Ma, soprattutto, giochi con le parole, contrasti e opposti, piccoli aspetti della quotidianità elevati a ragionamento filosofico (e viceversa). In parte prevedibile, ma sempre così surreale, in grado di portare qualcosa di vero, sconcio, forte e irresistibile, che fa ridere e guardare alla vita col giusto stupore.
Fino al 22 gennaio al teatro Vascello di Roma è in scena Hybris, nuovo spettacolo scritto da Antonio Rezza e Flavia Mastrella, sodale artistica da ormai quasi 40 anni.
I due lati della porta
La porta è il confine tra dentro e fuori, ma se la porta viene retta e spostata da Rezza sul palco (senza fiatone, con l’energia di un ragazzino), tutto è relativo e si rimette in discussione. “Gustatela!”, non chiedere subito “chi è?” a chi sta bussando, che già è tanto se qualcuno viene a trovarti. “Non sei un poliziotto”, apostrofa con il suo caratteraccio ogni… character (personaggio).

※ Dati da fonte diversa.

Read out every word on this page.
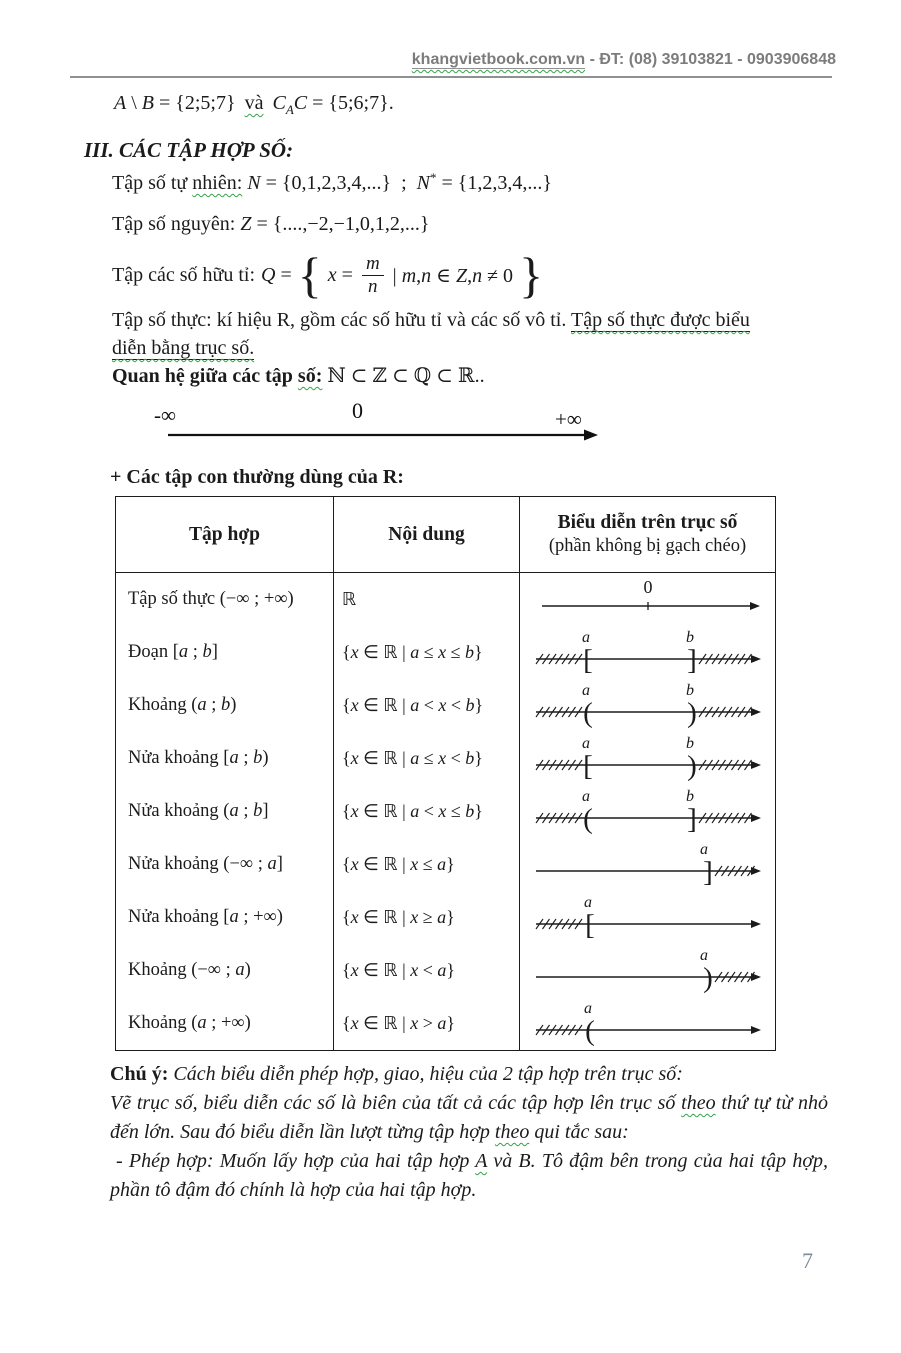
khangvietbook.com.vn - ĐT: (08) 39103821 - 0903906848
A \ B = {2;5;7} và $C_AC$ = {5;6;7}.
III. CÁC TẬP HỢP SỐ:
Tập số tự nhiên: N = {0,1,2,3,4,...} ; N* = {1,2,3,4,...}
Tập số nguyên: Z = {....,−2,−1,0,1,2,...}
Tập các số hữu tỉ: Q = { $x = \frac{m}{n}$ | m,n ∈ Z,n ≠ 0 }
Tập số thực: kí hiệu R, gồm các số hữu tỉ và các số vô tỉ. Tập số thực được biểu
diễn bằng trục số.
Quan hệ giữa các tập số: ℕ ⊂ ℤ ⊂ ℚ ⊂ ℝ..
-∞	0	+∞
+ Các tập con thường dùng của R:
Tập hợp	Nội dung	Biểu diễn trên trục số
(phần không bị gạch chéo)

Tập số thực (−∞ ; +∞)	ℝ	0

Đoạn [a ; b]	{x ∈ ℝ | a ≤ x ≤ b}	[ ]
a b

Khoảng (a ; b)	{x ∈ ℝ | a < x < b}	( )
a b

Nửa khoảng [a ; b)	{x ∈ ℝ | a ≤ x < b}	[ )
a b

Nửa khoảng (a ; b]	{x ∈ ℝ | a < x ≤ b}	( ]
a b

Nửa khoảng (−∞ ; a]	{x ∈ ℝ | x ≤ a}	]
a

Nửa khoảng [a ; +∞)	{x ∈ ℝ | x ≥ a}	[
a

Khoảng (−∞ ; a)	{x ∈ ℝ | x < a}	)
a

Khoảng (a ; +∞)	{x ∈ ℝ | x > a}	(
a
Chú ý: Cách biểu diễn phép hợp, giao, hiệu của 2 tập hợp trên trục số:
Vẽ trục số, biểu diễn các số là biên của tất cả các tập hợp lên trục số theo thứ tự từ nhỏ đến lớn. Sau đó biểu diễn lần lượt từng tập hợp theo qui tắc sau:
- Phép hợp: Muốn lấy hợp của hai tập hợp A và B. Tô đậm bên trong của hai tập hợp, phần tô đậm đó chính là hợp của hai tập hợp.
7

Dentro e fuori, come tutti gli opposti, sono concetti che hanno senso solo se in relazione con l’altro. E la “veranda” rappresenta il compromesso.

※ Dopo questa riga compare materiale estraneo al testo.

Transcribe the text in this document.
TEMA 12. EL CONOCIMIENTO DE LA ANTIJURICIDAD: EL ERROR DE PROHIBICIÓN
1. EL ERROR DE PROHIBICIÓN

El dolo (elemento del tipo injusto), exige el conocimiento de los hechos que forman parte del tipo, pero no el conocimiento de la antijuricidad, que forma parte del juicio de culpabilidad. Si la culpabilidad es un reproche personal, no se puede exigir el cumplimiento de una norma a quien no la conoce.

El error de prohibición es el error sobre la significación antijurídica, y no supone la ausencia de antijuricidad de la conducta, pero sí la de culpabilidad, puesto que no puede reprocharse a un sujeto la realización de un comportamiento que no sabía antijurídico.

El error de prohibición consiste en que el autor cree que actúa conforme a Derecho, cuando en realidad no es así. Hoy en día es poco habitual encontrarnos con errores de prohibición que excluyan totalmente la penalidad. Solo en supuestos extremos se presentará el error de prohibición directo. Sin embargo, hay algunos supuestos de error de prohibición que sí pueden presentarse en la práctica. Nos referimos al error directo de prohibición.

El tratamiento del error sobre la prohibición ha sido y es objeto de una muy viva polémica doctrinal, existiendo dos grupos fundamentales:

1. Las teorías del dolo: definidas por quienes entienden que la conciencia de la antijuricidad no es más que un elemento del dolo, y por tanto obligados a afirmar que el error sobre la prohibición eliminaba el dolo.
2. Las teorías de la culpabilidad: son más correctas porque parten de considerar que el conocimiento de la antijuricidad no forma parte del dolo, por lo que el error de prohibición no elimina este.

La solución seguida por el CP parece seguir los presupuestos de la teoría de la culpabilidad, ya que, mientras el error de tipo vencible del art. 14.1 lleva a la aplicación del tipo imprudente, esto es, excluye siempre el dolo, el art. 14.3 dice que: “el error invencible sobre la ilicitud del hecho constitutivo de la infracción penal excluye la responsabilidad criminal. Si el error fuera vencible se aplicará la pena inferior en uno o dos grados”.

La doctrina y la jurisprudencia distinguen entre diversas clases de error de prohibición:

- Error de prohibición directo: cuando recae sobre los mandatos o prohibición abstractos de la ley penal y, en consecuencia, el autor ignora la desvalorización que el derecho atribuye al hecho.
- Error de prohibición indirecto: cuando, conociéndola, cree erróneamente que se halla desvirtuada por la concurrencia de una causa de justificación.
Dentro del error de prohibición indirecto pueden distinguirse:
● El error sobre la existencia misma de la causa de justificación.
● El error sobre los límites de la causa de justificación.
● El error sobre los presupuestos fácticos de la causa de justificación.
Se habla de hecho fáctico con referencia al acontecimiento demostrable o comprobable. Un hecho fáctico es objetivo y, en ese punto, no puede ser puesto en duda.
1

Rapporti umani e familiari
La famiglia, come le porte, può essere interpretata come una demarcazione più o meno rigida ed esclusiva.
Anche temi non certo inesplorati come i rapporti familiari e, più in genere, interpersonali possono essere trattati in maniera diversa. Nel caso di Rezza attingendo alla sua naturale assurdità – in senso buono.
Scomodità e libertà artistica
Rezza non considera l’idea di un limite, finché si parla di arte e creatività. Riesce a far ridere (se si gradisce il meccanismo, ovviamente), anche infilando nel discorso terremoti, violenza domestica, eutanasia o necrofilia. Mette in chiaro il contesto polemico e satirico a servizio dell’ossessione umoristica, dimostrando che la libertà di espressione, nelle giuste modalità e negli spazi appropriati, non è realmente sotto attacco.
Si esce quasi rintronati, investiti, dalla voce modulata come un didgeridoo all’inizio alle blasfemie camuffate dal fischietto in chiusura – finché, come un arbitro, decreta la fine col proverbiale triplice fischio.
Tutto è suono, tutto è corpo, tutto è disturbo, anche se solo pochi sanno renderlo. La scomodità è un elemento fondante dell’opera di Antonio Rezza e Flavia Mastrella. Lo spettatore non deve essere completamente a proprio agio, altrimenti l’arte non può arrivare con la stessa efficacia, o forse cessa del tutto di essere arte. Non ci sarebbe nemmeno bisogno di muoversi da casa, lasciando che il “dentro” resti dentro.